Selama 'liburan', alias belajar di rumah, gue memanfaatkan waktu untuk mengulik informasi tentang Khayana. Berbekal info dari Ceria, gue berhasil bertanya ke salah satu mantan teman sekelas Khayana waktu SMP dan kelas sepuluh.
Ia bilang, dulunya Khayana nggak seperti ini. Semua berubah setelah Khayana sempat izin nggak masuk sekolah selama berminggu-minggu, di awal kelas sepuluh. Namun, karena sosoknya yang ceria belum banyak dikenal di masa awal sekolah, alhasil sosok seperti inilah yang banyak dikenal oleh anak-anak. Khayana yang pendiam dan anti laki-laki.
Anggapan itu juga didukung oleh postingannya di media sosial, yang seperti mati sejak dua tahun lalu. Dada gue terasa sesak. Apakah peristiwa itu terjadi saat dia kelas sepuluh?
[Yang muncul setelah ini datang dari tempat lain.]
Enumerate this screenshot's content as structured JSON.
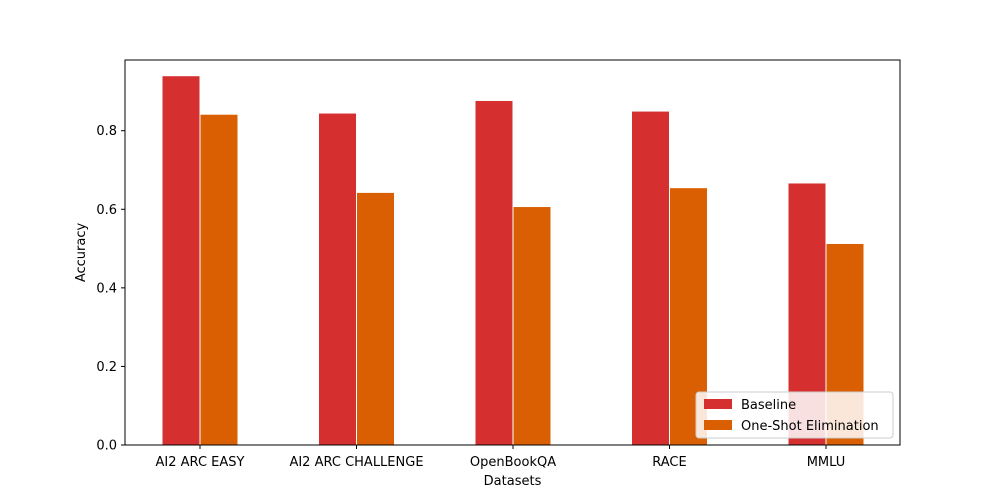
{
  "chart_data": {
    "type": "bar",
    "title": "",
    "xlabel": "Datasets",
    "ylabel": "Accuracy",
    "ylim": [
      0,
      0.98
    ],
    "yticks": [
      0.0,
      0.2,
      0.4,
      0.6,
      0.8
    ],
    "ytick_labels": [
      "0.0",
      "0.2",
      "0.4",
      "0.6",
      "0.8"
    ],
    "categories": [
      "AI2 ARC EASY",
      "AI2 ARC CHALLENGE",
      "OpenBookQA",
      "RACE",
      "MMLU"
    ],
    "series": [
      {
        "name": "Baseline",
        "color": "#d62f2f",
        "values": [
          0.94,
          0.845,
          0.877,
          0.85,
          0.667
        ]
      },
      {
        "name": "One-Shot Elimination",
        "color": "#d95f02",
        "values": [
          0.842,
          0.643,
          0.607,
          0.655,
          0.513
        ]
      }
    ],
    "legend_position": "lower-right",
    "grid": false
  }
}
Pikiran itu membebani gue hingga pagi ini. Gue berjalan gontai menuju kelas. Beberapa anak langsung bersorak ketika gue sampai di depan pintu kelas.
"YES! Enand masuk! Pas 'kan berarti tim kita?" seru Ronald, yang sejak semalam ribut membahas turnamen futsal antar kelas.
"Kalo menang hadiahnya apa, sih? Bayaran gue main lebih gede dari hadiahnya kayaknya," balas gue.
"Sok banget lo. Kayak bisa masukin aja," ledek Sakta, yang juga ada di sana.
"Hadiahnya emang nggak seberapa. Tapi kalo satu kelas nggak ada perwakilan, bakal kena denda."
"Yaelah. Duit mulu'."
"Makanya main aja nanti," kata Sakta. "Lo bayar kosan aja megap-megap, masih ditambah bayar denda ginian."
"Bayar tukang pijat juga mahal kalo sampe gue tepar," kilah gue. Malas banget. Kayak nggak ada yang lain aja!
Gue hendak mengelak lagi, ketika pandangan gue nggak sengaja menangkap seorang cewek yang tengah berjalan di koridor sambil membawa map.
Khayana.
Gue menelan ludah, bersamaan dengan lidah gue yang mendadak kelu.
Khayana melangkah lurus. Mungkin dia akan menuju ruang guru. Jalan terdekat dari kelasnya ke ruangan itu adalah lewat kelas gue.
Ia berjalan..., sampai akhirnya manik matanya menangkap keberadaan gue. Seketika langkahnya, kemudian berbalik.
Gue yang udah nggak tahan dengan kerenggangan ini, langsung mengejarnya. Dalam hitungan detik, gue sudah berhasil menyusul dan berpindah posisi di hadapan Khayana.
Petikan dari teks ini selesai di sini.